Both Hannah and Oliver are very sensitive kids, and they gauge how they should react to situations by taking their cues from me. And as a mom who isn't always the strongest mom in the universe I have had to act my way through some sticky (for me) situations. Like the time I had to cross a suspension bridge in Canada because Oliver went charging ahead of me before I had time to say, "I don't do suspension bridges so let's turn and head back". Hannah was nervous and was desperately looking to me for the answer and so I had to put my chin up and walk across the bridge encouraging her the whole way about how pretty it was and what great views there were and how I'd never been on a bridge like this and we were all going together. (Truthfully I don't think I looked except out of the corner of my eye while my white knuckles clung desperately to the rope but my cheery face made them happily keep on walking). When we got to the other side the kids were so excited. And I cried. I didn't exactly conquer my fear, but I didn't let it completely conquer me, either. Hannah noticed my tears and just hugged me and said, "You see! I told you we should do it!" So that's what she remembers. It was her idea, apparently. And I'm so glad she felt such confidence.

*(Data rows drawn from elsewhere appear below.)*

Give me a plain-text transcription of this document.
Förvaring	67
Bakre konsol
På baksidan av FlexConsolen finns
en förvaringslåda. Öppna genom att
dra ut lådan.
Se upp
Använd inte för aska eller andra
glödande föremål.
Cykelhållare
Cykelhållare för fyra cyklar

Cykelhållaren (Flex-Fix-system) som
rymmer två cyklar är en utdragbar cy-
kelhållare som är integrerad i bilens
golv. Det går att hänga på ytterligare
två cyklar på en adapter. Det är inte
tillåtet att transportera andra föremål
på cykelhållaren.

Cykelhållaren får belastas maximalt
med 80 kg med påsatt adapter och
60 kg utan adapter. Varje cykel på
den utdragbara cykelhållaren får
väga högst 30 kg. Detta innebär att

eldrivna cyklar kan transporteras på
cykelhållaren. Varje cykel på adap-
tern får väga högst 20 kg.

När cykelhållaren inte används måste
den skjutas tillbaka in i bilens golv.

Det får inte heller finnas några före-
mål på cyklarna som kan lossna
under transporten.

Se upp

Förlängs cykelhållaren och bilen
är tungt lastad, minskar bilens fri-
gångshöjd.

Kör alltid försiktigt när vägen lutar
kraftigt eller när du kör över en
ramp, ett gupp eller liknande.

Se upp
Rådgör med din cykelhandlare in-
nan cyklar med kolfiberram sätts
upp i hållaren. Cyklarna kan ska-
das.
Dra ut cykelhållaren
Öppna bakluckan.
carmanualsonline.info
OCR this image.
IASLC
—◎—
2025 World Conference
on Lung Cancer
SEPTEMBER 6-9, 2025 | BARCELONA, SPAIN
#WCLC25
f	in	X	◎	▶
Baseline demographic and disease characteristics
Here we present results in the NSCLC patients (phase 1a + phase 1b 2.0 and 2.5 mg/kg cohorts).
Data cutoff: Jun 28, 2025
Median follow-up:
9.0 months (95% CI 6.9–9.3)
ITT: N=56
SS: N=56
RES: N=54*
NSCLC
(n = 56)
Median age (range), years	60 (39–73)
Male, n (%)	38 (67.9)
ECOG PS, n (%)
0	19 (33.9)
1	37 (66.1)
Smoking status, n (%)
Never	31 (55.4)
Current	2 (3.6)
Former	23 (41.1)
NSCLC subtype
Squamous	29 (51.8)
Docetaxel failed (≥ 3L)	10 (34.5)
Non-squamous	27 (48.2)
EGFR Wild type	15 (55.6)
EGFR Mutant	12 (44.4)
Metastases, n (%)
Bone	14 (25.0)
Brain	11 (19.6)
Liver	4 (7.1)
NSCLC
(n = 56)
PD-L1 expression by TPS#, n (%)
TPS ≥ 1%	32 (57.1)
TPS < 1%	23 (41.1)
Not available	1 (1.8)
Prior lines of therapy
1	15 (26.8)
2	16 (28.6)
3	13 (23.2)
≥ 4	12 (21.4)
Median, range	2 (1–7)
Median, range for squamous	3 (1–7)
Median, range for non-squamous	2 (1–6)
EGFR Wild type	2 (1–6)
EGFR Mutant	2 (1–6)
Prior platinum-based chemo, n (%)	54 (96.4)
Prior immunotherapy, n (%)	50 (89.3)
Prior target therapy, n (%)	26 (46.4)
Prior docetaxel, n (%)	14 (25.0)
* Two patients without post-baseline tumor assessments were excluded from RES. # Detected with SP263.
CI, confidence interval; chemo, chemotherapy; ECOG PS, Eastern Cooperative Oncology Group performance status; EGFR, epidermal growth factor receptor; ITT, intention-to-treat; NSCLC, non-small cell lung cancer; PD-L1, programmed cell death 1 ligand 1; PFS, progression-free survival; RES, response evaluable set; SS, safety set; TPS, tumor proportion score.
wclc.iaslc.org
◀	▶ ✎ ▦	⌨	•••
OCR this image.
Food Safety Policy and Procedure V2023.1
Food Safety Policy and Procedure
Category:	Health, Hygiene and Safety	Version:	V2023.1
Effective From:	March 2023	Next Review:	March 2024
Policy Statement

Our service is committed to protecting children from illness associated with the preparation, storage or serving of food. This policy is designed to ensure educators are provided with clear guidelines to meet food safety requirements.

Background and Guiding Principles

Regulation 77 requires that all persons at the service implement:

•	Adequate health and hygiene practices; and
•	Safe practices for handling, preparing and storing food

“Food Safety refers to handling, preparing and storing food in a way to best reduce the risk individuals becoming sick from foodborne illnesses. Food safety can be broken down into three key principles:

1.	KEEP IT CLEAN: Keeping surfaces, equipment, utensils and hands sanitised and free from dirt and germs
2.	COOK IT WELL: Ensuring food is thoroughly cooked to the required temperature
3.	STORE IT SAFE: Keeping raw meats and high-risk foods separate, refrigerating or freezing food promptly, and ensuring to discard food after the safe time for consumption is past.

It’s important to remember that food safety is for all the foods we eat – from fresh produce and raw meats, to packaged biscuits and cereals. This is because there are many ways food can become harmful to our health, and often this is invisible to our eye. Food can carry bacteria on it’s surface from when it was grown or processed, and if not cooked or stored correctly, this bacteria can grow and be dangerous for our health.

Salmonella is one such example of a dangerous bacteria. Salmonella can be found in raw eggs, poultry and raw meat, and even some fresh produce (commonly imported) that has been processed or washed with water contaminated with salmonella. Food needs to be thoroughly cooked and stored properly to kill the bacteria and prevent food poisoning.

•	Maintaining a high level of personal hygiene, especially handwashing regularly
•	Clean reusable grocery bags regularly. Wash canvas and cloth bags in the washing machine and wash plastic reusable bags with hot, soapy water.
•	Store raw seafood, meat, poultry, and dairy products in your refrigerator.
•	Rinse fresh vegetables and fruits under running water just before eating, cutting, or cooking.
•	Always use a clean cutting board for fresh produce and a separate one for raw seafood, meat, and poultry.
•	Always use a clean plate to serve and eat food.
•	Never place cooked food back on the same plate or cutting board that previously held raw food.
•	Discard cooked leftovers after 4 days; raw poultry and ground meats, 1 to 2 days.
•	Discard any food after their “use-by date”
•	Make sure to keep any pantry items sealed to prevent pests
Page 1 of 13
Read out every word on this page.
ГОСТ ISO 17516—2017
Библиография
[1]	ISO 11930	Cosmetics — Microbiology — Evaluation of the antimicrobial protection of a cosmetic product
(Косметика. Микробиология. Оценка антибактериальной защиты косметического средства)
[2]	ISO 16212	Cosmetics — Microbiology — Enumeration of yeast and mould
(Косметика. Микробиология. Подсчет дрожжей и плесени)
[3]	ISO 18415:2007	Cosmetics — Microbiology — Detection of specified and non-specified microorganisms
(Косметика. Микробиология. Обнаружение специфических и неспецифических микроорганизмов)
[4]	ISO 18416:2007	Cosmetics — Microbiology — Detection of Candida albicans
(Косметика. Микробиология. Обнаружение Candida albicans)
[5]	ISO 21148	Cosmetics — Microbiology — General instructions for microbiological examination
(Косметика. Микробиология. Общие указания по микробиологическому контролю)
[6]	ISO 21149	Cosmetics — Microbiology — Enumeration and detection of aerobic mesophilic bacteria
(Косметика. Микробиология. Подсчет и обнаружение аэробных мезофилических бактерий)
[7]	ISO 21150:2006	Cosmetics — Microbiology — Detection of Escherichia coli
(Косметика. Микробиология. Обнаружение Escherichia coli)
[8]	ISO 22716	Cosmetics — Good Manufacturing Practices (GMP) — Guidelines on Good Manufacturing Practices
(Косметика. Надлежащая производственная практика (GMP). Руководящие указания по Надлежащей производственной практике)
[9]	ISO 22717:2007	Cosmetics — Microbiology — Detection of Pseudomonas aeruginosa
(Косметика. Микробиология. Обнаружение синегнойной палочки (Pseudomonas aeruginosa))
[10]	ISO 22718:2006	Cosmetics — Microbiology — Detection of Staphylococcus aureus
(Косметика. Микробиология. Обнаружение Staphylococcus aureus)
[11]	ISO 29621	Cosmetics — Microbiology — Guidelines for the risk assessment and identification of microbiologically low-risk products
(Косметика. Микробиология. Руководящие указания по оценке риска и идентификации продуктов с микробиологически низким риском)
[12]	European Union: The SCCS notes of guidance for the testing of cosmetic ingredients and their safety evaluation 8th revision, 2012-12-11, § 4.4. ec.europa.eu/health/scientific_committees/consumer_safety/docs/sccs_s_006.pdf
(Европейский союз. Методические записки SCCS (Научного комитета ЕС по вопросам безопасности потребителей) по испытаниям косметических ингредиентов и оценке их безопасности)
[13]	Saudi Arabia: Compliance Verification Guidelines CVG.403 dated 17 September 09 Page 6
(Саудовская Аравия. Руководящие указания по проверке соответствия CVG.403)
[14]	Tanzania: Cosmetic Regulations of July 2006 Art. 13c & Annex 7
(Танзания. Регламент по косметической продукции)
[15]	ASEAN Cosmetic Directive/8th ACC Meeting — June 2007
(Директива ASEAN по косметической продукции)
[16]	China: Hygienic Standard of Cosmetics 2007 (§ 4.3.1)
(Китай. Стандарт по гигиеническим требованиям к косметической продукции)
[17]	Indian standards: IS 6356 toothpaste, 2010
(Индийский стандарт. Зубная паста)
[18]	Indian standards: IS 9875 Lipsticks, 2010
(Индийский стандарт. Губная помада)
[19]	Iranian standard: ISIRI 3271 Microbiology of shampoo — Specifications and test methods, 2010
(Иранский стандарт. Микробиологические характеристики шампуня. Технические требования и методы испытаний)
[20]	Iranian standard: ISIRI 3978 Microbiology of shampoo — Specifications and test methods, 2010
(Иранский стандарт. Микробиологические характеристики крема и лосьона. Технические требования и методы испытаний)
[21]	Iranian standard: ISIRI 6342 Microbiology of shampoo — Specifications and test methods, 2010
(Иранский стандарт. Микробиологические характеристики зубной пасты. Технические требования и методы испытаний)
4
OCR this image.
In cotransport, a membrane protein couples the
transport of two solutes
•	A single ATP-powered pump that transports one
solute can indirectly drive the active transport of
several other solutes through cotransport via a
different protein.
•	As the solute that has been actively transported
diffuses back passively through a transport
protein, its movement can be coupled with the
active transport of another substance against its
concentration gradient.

Another thing I am learning is to be aware of building things up too much. Like the dentist. We have the BEST pediatric dentist and the kids love him. But telling the kids it's great, nothing to be scared of and not uncomfortable/ sore would be lying. (Hannah, after all, has had 7 fillings and a root canal. As a mom with the same soft enamel I KNOW that had to hurt.) 6 months ago for their twice yearly check up I made appointments for both kids at the same time. WHAT A DISASTER!! I told them how it was going to be no problem, they should be brave, etc. And then Oliver was supposed to have his first x-rays (I guess he didn't have then when he was 1 and 2... too little?). He FREAKED OUT! And then so did she and they screamed and melted down together and literally got held down to have their teeth cleaned and examined. (Both sets of teeth were looking great, thank goodness!) Traumatic day for all of us. I swore that next time I'd take them individually because they definitely fed into each others drama and I could only handle one melt-down at the dentist at a time.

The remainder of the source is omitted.